Father and mother believed in robust righteousness. In the stories and poems that they read us they always bore this in mind. Pilgrim's Progress and The Battle Hymn of the Republic we knew when we were very young. When father was dressing for dinner he used to teach us poetry. I can remember memorizing all the most stirring parts of Longfellow's Saga of King Olaf, Sheridan's Ride, and the Sinking of the Cumberland. The gallant incidents in history were told us in such a way that we never forgot them. In Washington, when father was civil service commissioner, I often walked to the office with him. On the way down he would talk history to me—not the dry history of dates and charters, but the history where you yourself in your imagination could assume the rôle of the principal actors, as every well-constructed boy wishes to do when interested. During every battle we would stop and father would draw out the full plan in the dust in the gutter with the tip of his umbrella.
When very little we saw a great many men serving in both the army and navy. My father did not wish us to enter either of these services, because he felt that there was so much to be done from a civilian standpoint in this country. However, we were taught to regard the services, as the quaint phraseology of the Court Martial Manual puts it, as the "honorable profession of arms." We were constantly listening to discussions on military matters, and there was always at least one service rifle in the house.
We spent our summers at Oyster Bay. There, in addition to our family, were three other families of little Roosevelts. We were all taught out-of-door life. We spent our days riding and shooting, wandering through the woods, and playing out-of-door games. Underlying all this was father's desire to have all of us children grow up manly and clean-minded, with not only the desire but the ability to play our part at the country's need.
Father himself was our companion whenever he could get away from his work. Many times he camped out with us on Lloyd's Neck, the only "grown-up" of the party. We always regarded him as a great asset at times like these. He could think up more delightful things to do than we could in a "month of Sundays." In the evening, when the bacon that sizzled in the frying-pan had been eaten, we gathered round the fire. The wind soughed through the marsh grass, the waves rippled against the shore, and father told us stories. Of the children who composed these picnics, two died in service in this war, two were wounded, and all but one volunteered, regardless of age, at the outbreak of hostilities.
When we were all still little tadpoles, father went to the war with Spain. We were too little, of course, to appreciate anything except the glamour. When he decided to go, almost all his friends and advisers told him he was making a mistake. Indeed, I think my mother was the only one who felt he was doing right. In talking it over afterward, when I had grown much older, father explained to me that in preaching self-defense and willingness to fight for a proper cause, he could not be effective if he refused to go when the opportunity came, and urged that "it was different" in his case. He often said, "Ted, I would much rather explain why I went to the war than why I did not."

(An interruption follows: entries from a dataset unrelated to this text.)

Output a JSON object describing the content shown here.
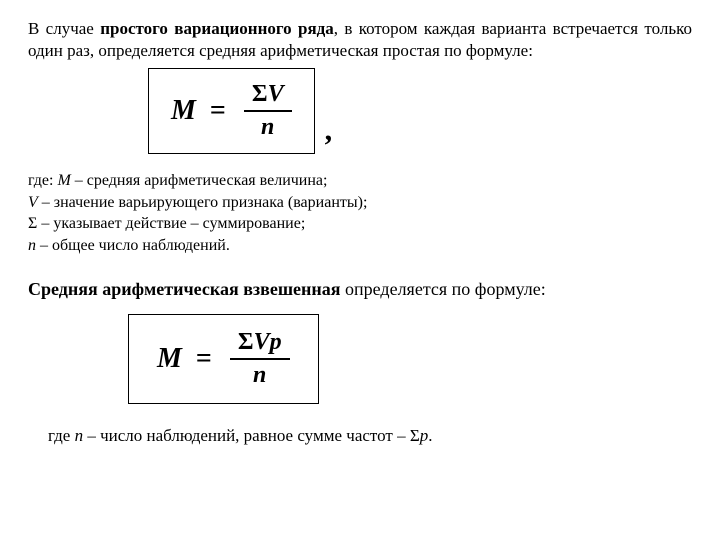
{
  "intro": {
    "pre": "В случае ",
    "bold": "простого вариационного ряда",
    "post": ", в котором каждая варианта встречается только один  раз, определяется средняя арифметическая простая по  формуле:"
  },
  "formula1": {
    "lhs": "M",
    "eq": "=",
    "sigma": "Σ",
    "numerator_var": "V",
    "denominator": "n",
    "comma": ","
  },
  "defs": {
    "l1_pre": "где: ",
    "l1_var": "М",
    "l1_post": "  – средняя арифметическая  величина;",
    "l2_var": "V",
    "l2_post": " – значение  варьирующего признака (варианты);",
    "l3_var": "Σ",
    "l3_post": " – указывает  действие – суммирование;",
    "l4_var": "n",
    "l4_post": " – общее  число наблюдений."
  },
  "section": {
    "bold": "Средняя арифметическая взвешенная",
    "post": " определяется по формуле:"
  },
  "formula2": {
    "lhs": "M",
    "eq": "=",
    "sigma": "Σ",
    "numerator_var1": "V",
    "numerator_var2": "p",
    "denominator": "n"
  },
  "final": {
    "pre": "где ",
    "var": "n",
    "mid": " – число наблюдений, равное сумме частот – Σ",
    "var2": "р",
    "post": "."
  },
  "style": {
    "bg": "#ffffff",
    "text": "#000000",
    "border": "#000000",
    "body_fontsize": 17,
    "formula_fontsize": 28,
    "def_fontsize": 16
  }
}
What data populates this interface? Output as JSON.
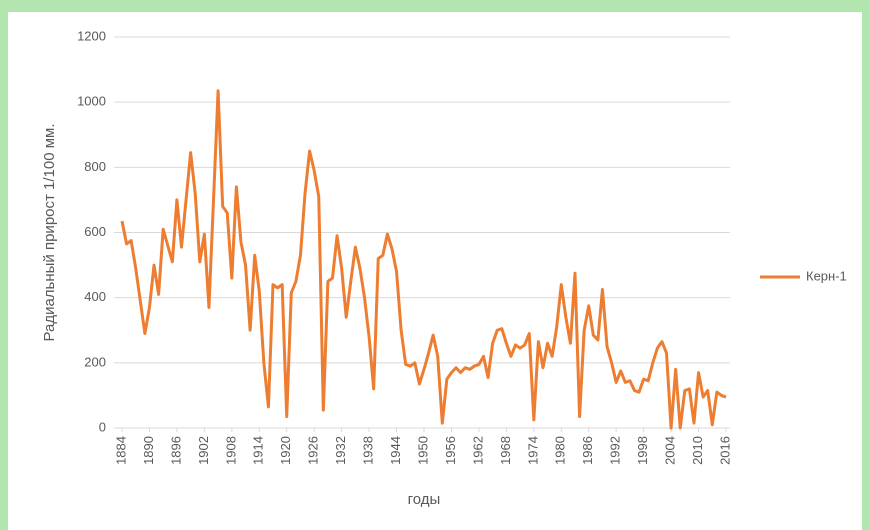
{
  "chart_data": {
    "type": "line",
    "y_label": "Радиальный прирост 1/100 мм.",
    "x_label": "годы",
    "x": [
      1884,
      1885,
      1886,
      1887,
      1888,
      1889,
      1890,
      1891,
      1892,
      1893,
      1894,
      1895,
      1896,
      1897,
      1898,
      1899,
      1900,
      1901,
      1902,
      1903,
      1904,
      1905,
      1906,
      1907,
      1908,
      1909,
      1910,
      1911,
      1912,
      1913,
      1914,
      1915,
      1916,
      1917,
      1918,
      1919,
      1920,
      1921,
      1922,
      1923,
      1924,
      1925,
      1926,
      1927,
      1928,
      1929,
      1930,
      1931,
      1932,
      1933,
      1934,
      1935,
      1936,
      1937,
      1938,
      1939,
      1940,
      1941,
      1942,
      1943,
      1944,
      1945,
      1946,
      1947,
      1948,
      1949,
      1950,
      1951,
      1952,
      1953,
      1954,
      1955,
      1956,
      1957,
      1958,
      1959,
      1960,
      1961,
      1962,
      1963,
      1964,
      1965,
      1966,
      1967,
      1968,
      1969,
      1970,
      1971,
      1972,
      1973,
      1974,
      1975,
      1976,
      1977,
      1978,
      1979,
      1980,
      1981,
      1982,
      1983,
      1984,
      1985,
      1986,
      1987,
      1988,
      1989,
      1990,
      1991,
      1992,
      1993,
      1994,
      1995,
      1996,
      1997,
      1998,
      1999,
      2000,
      2001,
      2002,
      2003,
      2004,
      2005,
      2006,
      2007,
      2008,
      2009,
      2010,
      2011,
      2012,
      2013,
      2014,
      2015,
      2016
    ],
    "series": [
      {
        "name": "Керн-1",
        "color": "#ed7d31",
        "values": [
          635,
          565,
          575,
          490,
          390,
          290,
          370,
          500,
          410,
          610,
          560,
          510,
          700,
          555,
          700,
          845,
          720,
          510,
          595,
          370,
          700,
          1035,
          680,
          660,
          460,
          740,
          570,
          500,
          300,
          530,
          420,
          200,
          65,
          440,
          430,
          440,
          35,
          415,
          450,
          530,
          720,
          850,
          790,
          710,
          55,
          450,
          460,
          590,
          490,
          340,
          450,
          555,
          490,
          400,
          280,
          120,
          520,
          530,
          595,
          550,
          480,
          300,
          195,
          190,
          200,
          135,
          180,
          230,
          285,
          220,
          15,
          150,
          170,
          185,
          170,
          185,
          180,
          190,
          195,
          220,
          155,
          260,
          300,
          305,
          260,
          220,
          255,
          245,
          255,
          290,
          25,
          265,
          185,
          260,
          220,
          310,
          440,
          340,
          260,
          475,
          35,
          300,
          375,
          285,
          270,
          425,
          250,
          200,
          140,
          175,
          140,
          145,
          115,
          110,
          150,
          145,
          200,
          245,
          265,
          230,
          0,
          180,
          0,
          115,
          120,
          15,
          170,
          95,
          115,
          10,
          110,
          100,
          95
        ]
      }
    ],
    "xlim": [
      1884,
      2016
    ],
    "xticks": [
      1884,
      1890,
      1896,
      1902,
      1908,
      1914,
      1920,
      1926,
      1932,
      1938,
      1944,
      1950,
      1956,
      1962,
      1968,
      1974,
      1980,
      1986,
      1992,
      1998,
      2004,
      2010,
      2016
    ],
    "ylim": [
      0,
      1200
    ],
    "yticks": [
      0,
      200,
      400,
      600,
      800,
      1000,
      1200
    ],
    "grid": true,
    "legend": "right"
  }
}
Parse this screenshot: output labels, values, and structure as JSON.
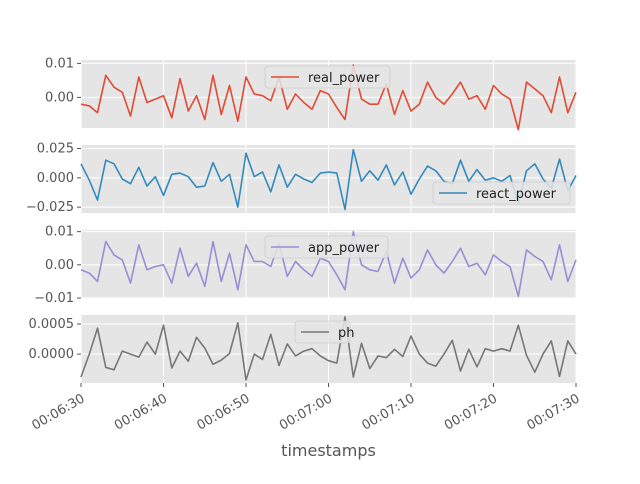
{
  "chart_data": {
    "type": "line",
    "xlabel": "timestamps",
    "x_range": [
      "00:06:30",
      "00:07:30"
    ],
    "x_ticks": [
      "00:06:30",
      "00:06:40",
      "00:06:50",
      "00:07:00",
      "00:07:10",
      "00:07:20",
      "00:07:30"
    ],
    "grid": true,
    "shared_x": true,
    "panels": [
      {
        "name": "real_power",
        "color": "#E24A33",
        "legend": "top-center",
        "ylim": [
          -0.009,
          0.011
        ],
        "yticks": [
          0.0,
          0.01
        ],
        "ytick_labels": [
          "0.00",
          "0.01"
        ],
        "values": [
          -0.002,
          -0.0025,
          -0.0045,
          0.0065,
          0.003,
          0.0015,
          -0.0055,
          0.006,
          -0.0015,
          -0.0005,
          0.0005,
          -0.006,
          0.0055,
          -0.004,
          0.0005,
          -0.0065,
          0.0065,
          -0.005,
          0.0035,
          -0.007,
          0.006,
          0.001,
          0.0005,
          -0.001,
          0.006,
          -0.0035,
          0.001,
          -0.0015,
          -0.0035,
          0.002,
          0.001,
          -0.003,
          -0.0065,
          0.0095,
          -0.0005,
          -0.002,
          -0.002,
          0.004,
          -0.005,
          0.002,
          -0.004,
          -0.002,
          0.0045,
          0.0,
          -0.002,
          0.001,
          0.0045,
          -0.0005,
          0.0005,
          -0.0035,
          0.0035,
          0.001,
          -0.0005,
          -0.0095,
          0.0045,
          0.0025,
          0.0005,
          -0.0045,
          0.006,
          -0.0045,
          0.0015
        ]
      },
      {
        "name": "react_power",
        "color": "#348ABD",
        "legend": "lower-right",
        "ylim": [
          -0.03,
          0.028
        ],
        "yticks": [
          -0.025,
          0.0,
          0.025
        ],
        "ytick_labels": [
          "−0.025",
          "0.000",
          "0.025"
        ],
        "values": [
          0.012,
          -0.002,
          -0.019,
          0.015,
          0.012,
          -0.001,
          -0.005,
          0.009,
          -0.007,
          0.001,
          -0.015,
          0.003,
          0.004,
          0.001,
          -0.008,
          -0.007,
          0.013,
          -0.003,
          0.003,
          -0.025,
          0.021,
          0.001,
          0.005,
          -0.012,
          0.011,
          -0.008,
          0.003,
          -0.001,
          -0.004,
          0.004,
          0.005,
          0.004,
          -0.027,
          0.024,
          -0.003,
          0.006,
          -0.002,
          0.011,
          -0.006,
          0.005,
          -0.014,
          -0.001,
          0.01,
          0.006,
          -0.003,
          -0.005,
          0.015,
          -0.003,
          0.007,
          -0.002,
          0.0,
          -0.003,
          0.002,
          -0.022,
          0.006,
          0.012,
          -0.001,
          -0.009,
          0.016,
          -0.011,
          0.002
        ]
      },
      {
        "name": "app_power",
        "color": "#988ED5",
        "legend": "top-center",
        "ylim": [
          -0.01,
          0.0105
        ],
        "yticks": [
          -0.01,
          0.0,
          0.01
        ],
        "ytick_labels": [
          "−0.01",
          "0.00",
          "0.01"
        ],
        "values": [
          -0.0015,
          -0.0025,
          -0.005,
          0.007,
          0.003,
          0.0015,
          -0.0055,
          0.006,
          -0.0015,
          -0.0005,
          0.0,
          -0.0055,
          0.005,
          -0.0035,
          0.0005,
          -0.0065,
          0.007,
          -0.005,
          0.0035,
          -0.0075,
          0.006,
          0.001,
          0.001,
          -0.0005,
          0.0065,
          -0.0035,
          0.001,
          -0.0015,
          -0.0035,
          0.002,
          0.001,
          -0.003,
          -0.0075,
          0.01,
          0.0,
          -0.0015,
          -0.002,
          0.004,
          -0.0055,
          0.002,
          -0.004,
          -0.0015,
          0.0045,
          0.0,
          -0.0025,
          0.001,
          0.005,
          -0.0005,
          0.0005,
          -0.003,
          0.003,
          0.001,
          -0.0005,
          -0.0095,
          0.0045,
          0.0025,
          0.001,
          -0.0045,
          0.006,
          -0.005,
          0.0015
        ]
      },
      {
        "name": "ph",
        "color": "#777777",
        "legend": "top-center",
        "ylim": [
          -0.00048,
          0.00065
        ],
        "yticks": [
          0.0,
          0.0005
        ],
        "ytick_labels": [
          "0.0000",
          "0.0005"
        ],
        "values": [
          -0.00038,
          0.0,
          0.00043,
          -0.00022,
          -0.00026,
          5e-05,
          0.0,
          -5e-05,
          0.0002,
          0.0,
          0.00048,
          -0.00023,
          5e-05,
          -0.00012,
          0.00028,
          0.0001,
          -0.00017,
          -0.0001,
          1e-05,
          0.00052,
          -0.00043,
          0.0,
          -9e-05,
          0.00033,
          -0.00019,
          0.00017,
          -3e-05,
          5e-05,
          9e-05,
          -3e-05,
          -0.00011,
          -0.00015,
          0.00062,
          -0.00038,
          0.00018,
          -0.00024,
          -3e-05,
          -6e-05,
          8e-05,
          -4e-05,
          0.0003,
          0.0,
          -0.00015,
          -0.0002,
          0.0,
          0.00023,
          -0.00028,
          8e-05,
          -0.00021,
          9e-05,
          5e-05,
          9e-05,
          5e-05,
          0.00048,
          -2e-05,
          -0.0003,
          0.0,
          0.00022,
          -0.00037,
          0.00022,
          0.0
        ]
      }
    ]
  }
}
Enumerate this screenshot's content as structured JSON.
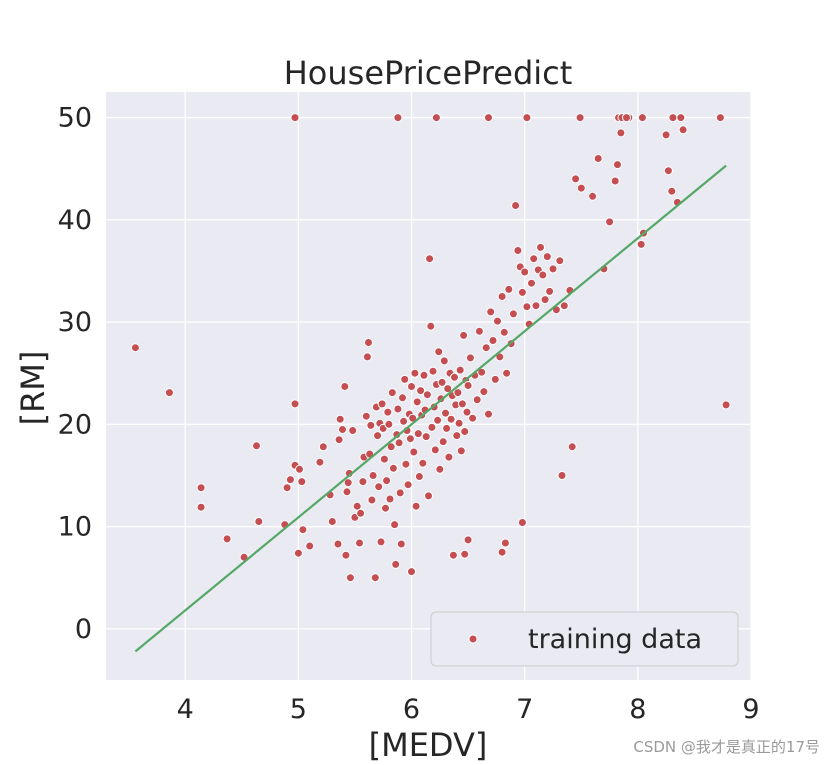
{
  "chart_data": {
    "type": "scatter",
    "title": "HousePricePredict",
    "xlabel": "[MEDV]",
    "ylabel": "[RM]",
    "xlim": [
      3.3,
      9.0
    ],
    "ylim": [
      -5,
      52.5
    ],
    "xticks": [
      4,
      5,
      6,
      7,
      8,
      9
    ],
    "yticks": [
      0,
      10,
      20,
      30,
      40,
      50
    ],
    "grid": true,
    "legend_position": "bottom-right",
    "series": [
      {
        "name": "training data",
        "kind": "scatter",
        "color": "#c44e52",
        "points": [
          [
            3.56,
            27.5
          ],
          [
            3.86,
            23.1
          ],
          [
            4.14,
            13.8
          ],
          [
            4.14,
            11.9
          ],
          [
            4.37,
            8.8
          ],
          [
            4.52,
            7.0
          ],
          [
            4.63,
            17.9
          ],
          [
            4.65,
            10.5
          ],
          [
            4.88,
            10.2
          ],
          [
            4.9,
            13.8
          ],
          [
            4.93,
            14.6
          ],
          [
            4.97,
            22.0
          ],
          [
            4.97,
            16.0
          ],
          [
            5.0,
            7.4
          ],
          [
            5.01,
            15.6
          ],
          [
            5.03,
            14.4
          ],
          [
            5.04,
            9.7
          ],
          [
            5.1,
            8.1
          ],
          [
            5.19,
            16.3
          ],
          [
            5.22,
            17.8
          ],
          [
            5.28,
            13.1
          ],
          [
            5.3,
            10.5
          ],
          [
            5.35,
            8.3
          ],
          [
            5.36,
            18.5
          ],
          [
            5.37,
            20.5
          ],
          [
            5.39,
            19.5
          ],
          [
            5.41,
            23.7
          ],
          [
            5.42,
            7.2
          ],
          [
            5.43,
            13.4
          ],
          [
            5.44,
            14.3
          ],
          [
            5.45,
            15.2
          ],
          [
            5.46,
            5.0
          ],
          [
            5.48,
            19.4
          ],
          [
            5.5,
            10.9
          ],
          [
            5.52,
            12.0
          ],
          [
            5.54,
            8.4
          ],
          [
            5.55,
            11.3
          ],
          [
            5.57,
            14.4
          ],
          [
            5.58,
            16.8
          ],
          [
            5.6,
            20.8
          ],
          [
            5.61,
            26.6
          ],
          [
            5.62,
            28.0
          ],
          [
            5.63,
            17.1
          ],
          [
            5.64,
            19.9
          ],
          [
            5.65,
            12.6
          ],
          [
            5.66,
            15.0
          ],
          [
            5.68,
            5.0
          ],
          [
            5.69,
            21.7
          ],
          [
            5.7,
            18.9
          ],
          [
            5.71,
            13.9
          ],
          [
            5.72,
            20.1
          ],
          [
            5.73,
            8.5
          ],
          [
            5.74,
            22.0
          ],
          [
            5.75,
            19.6
          ],
          [
            5.76,
            16.6
          ],
          [
            5.77,
            11.8
          ],
          [
            5.78,
            14.5
          ],
          [
            5.79,
            21.2
          ],
          [
            5.8,
            20.0
          ],
          [
            5.81,
            12.7
          ],
          [
            5.82,
            17.8
          ],
          [
            5.83,
            23.1
          ],
          [
            5.84,
            15.7
          ],
          [
            5.85,
            10.2
          ],
          [
            5.86,
            6.3
          ],
          [
            5.87,
            19.0
          ],
          [
            5.88,
            21.5
          ],
          [
            5.89,
            18.2
          ],
          [
            5.9,
            13.3
          ],
          [
            5.91,
            8.3
          ],
          [
            5.92,
            22.6
          ],
          [
            5.93,
            20.3
          ],
          [
            5.94,
            24.4
          ],
          [
            5.95,
            16.1
          ],
          [
            5.96,
            19.4
          ],
          [
            5.97,
            14.1
          ],
          [
            5.98,
            21.0
          ],
          [
            5.99,
            18.6
          ],
          [
            6.0,
            5.6
          ],
          [
            6.0,
            23.7
          ],
          [
            6.01,
            20.6
          ],
          [
            6.02,
            17.3
          ],
          [
            6.03,
            25.0
          ],
          [
            6.04,
            12.0
          ],
          [
            6.05,
            22.2
          ],
          [
            6.06,
            19.1
          ],
          [
            6.07,
            14.9
          ],
          [
            6.08,
            23.3
          ],
          [
            6.09,
            20.9
          ],
          [
            6.1,
            16.2
          ],
          [
            6.11,
            24.8
          ],
          [
            6.12,
            21.4
          ],
          [
            6.13,
            18.8
          ],
          [
            6.14,
            22.9
          ],
          [
            6.15,
            13.0
          ],
          [
            6.16,
            36.2
          ],
          [
            6.17,
            29.6
          ],
          [
            6.18,
            19.7
          ],
          [
            6.19,
            25.2
          ],
          [
            6.2,
            21.7
          ],
          [
            6.21,
            17.5
          ],
          [
            6.22,
            23.9
          ],
          [
            6.23,
            20.4
          ],
          [
            6.24,
            27.1
          ],
          [
            6.25,
            15.6
          ],
          [
            6.26,
            22.5
          ],
          [
            6.27,
            24.1
          ],
          [
            6.28,
            18.3
          ],
          [
            6.29,
            26.2
          ],
          [
            6.3,
            21.1
          ],
          [
            6.31,
            19.6
          ],
          [
            6.32,
            23.5
          ],
          [
            6.33,
            16.8
          ],
          [
            6.34,
            25.0
          ],
          [
            6.35,
            20.5
          ],
          [
            6.36,
            22.8
          ],
          [
            6.37,
            7.2
          ],
          [
            6.38,
            24.6
          ],
          [
            6.39,
            21.9
          ],
          [
            6.4,
            18.9
          ],
          [
            6.41,
            23.1
          ],
          [
            6.42,
            20.1
          ],
          [
            6.43,
            25.3
          ],
          [
            6.44,
            17.4
          ],
          [
            6.45,
            22.0
          ],
          [
            6.46,
            28.7
          ],
          [
            6.47,
            19.3
          ],
          [
            6.48,
            24.3
          ],
          [
            6.49,
            21.2
          ],
          [
            6.5,
            23.8
          ],
          [
            6.52,
            26.5
          ],
          [
            6.54,
            20.6
          ],
          [
            6.56,
            24.8
          ],
          [
            6.58,
            22.4
          ],
          [
            6.6,
            29.1
          ],
          [
            6.62,
            25.1
          ],
          [
            6.64,
            23.2
          ],
          [
            6.66,
            27.5
          ],
          [
            6.68,
            21.0
          ],
          [
            6.7,
            31.0
          ],
          [
            6.72,
            28.2
          ],
          [
            6.74,
            24.4
          ],
          [
            6.76,
            30.1
          ],
          [
            6.78,
            26.6
          ],
          [
            6.8,
            32.5
          ],
          [
            6.82,
            29.0
          ],
          [
            6.84,
            25.0
          ],
          [
            6.86,
            33.2
          ],
          [
            6.88,
            27.9
          ],
          [
            6.9,
            30.8
          ],
          [
            6.92,
            41.4
          ],
          [
            6.94,
            37.0
          ],
          [
            6.96,
            35.4
          ],
          [
            6.98,
            32.9
          ],
          [
            7.0,
            34.9
          ],
          [
            7.02,
            31.5
          ],
          [
            7.04,
            29.8
          ],
          [
            7.06,
            33.8
          ],
          [
            7.08,
            36.2
          ],
          [
            7.1,
            31.6
          ],
          [
            7.12,
            35.1
          ],
          [
            7.14,
            37.3
          ],
          [
            7.16,
            34.6
          ],
          [
            7.18,
            32.2
          ],
          [
            7.2,
            36.4
          ],
          [
            7.22,
            33.0
          ],
          [
            7.25,
            35.2
          ],
          [
            7.28,
            31.2
          ],
          [
            7.31,
            36.0
          ],
          [
            7.35,
            31.6
          ],
          [
            7.4,
            33.1
          ],
          [
            7.42,
            17.8
          ],
          [
            7.45,
            44.0
          ],
          [
            7.5,
            43.1
          ],
          [
            7.6,
            42.3
          ],
          [
            7.65,
            46.0
          ],
          [
            7.7,
            35.2
          ],
          [
            7.75,
            39.8
          ],
          [
            7.8,
            43.8
          ],
          [
            7.82,
            45.4
          ],
          [
            7.85,
            48.5
          ],
          [
            7.92,
            50.0
          ],
          [
            8.03,
            37.6
          ],
          [
            8.05,
            38.7
          ],
          [
            8.25,
            48.3
          ],
          [
            8.27,
            44.8
          ],
          [
            8.3,
            42.8
          ],
          [
            8.35,
            41.7
          ],
          [
            8.4,
            48.8
          ],
          [
            8.78,
            21.9
          ],
          [
            6.47,
            7.3
          ],
          [
            6.5,
            8.7
          ],
          [
            6.8,
            7.5
          ],
          [
            6.83,
            8.4
          ],
          [
            6.98,
            10.4
          ],
          [
            7.33,
            15.0
          ],
          [
            4.97,
            50.0
          ],
          [
            5.88,
            50.0
          ],
          [
            6.22,
            50.0
          ],
          [
            6.68,
            50.0
          ],
          [
            7.02,
            50.0
          ],
          [
            7.49,
            50.0
          ],
          [
            7.83,
            50.0
          ],
          [
            7.86,
            50.0
          ],
          [
            7.9,
            50.0
          ],
          [
            8.04,
            50.0
          ],
          [
            8.31,
            50.0
          ],
          [
            8.38,
            50.0
          ],
          [
            8.73,
            50.0
          ]
        ]
      },
      {
        "name": "regression line",
        "kind": "line",
        "color": "#55a868",
        "points": [
          [
            3.56,
            -2.2
          ],
          [
            8.78,
            45.3
          ]
        ]
      }
    ]
  },
  "legend": {
    "entries": [
      {
        "label": "training data",
        "color": "#c44e52"
      }
    ]
  },
  "watermark": "CSDN @我才是真正的17号"
}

At school and at college father encouraged us to take part in the games and sports. None of us were really good athletes—father himself was not—but we all put into it all we had. He was just as much interested in hearing what we had done on the second football team or class crew as if we had been varsity stars.
He always preached to us one maxim in particular: take all legitimate chances in your favor when going into a contest. He used to enforce this by telling us of a man with whom he had once been hunting. The man was naturally a better walker than father. Father selected his shoes with great care. The man did not. After the first few days father was always able to outwalk and outhunt him just on this account. Father always went over his equipment with the greatest care before going on a trip, and this sort of thoroughness was imbued in all his sons.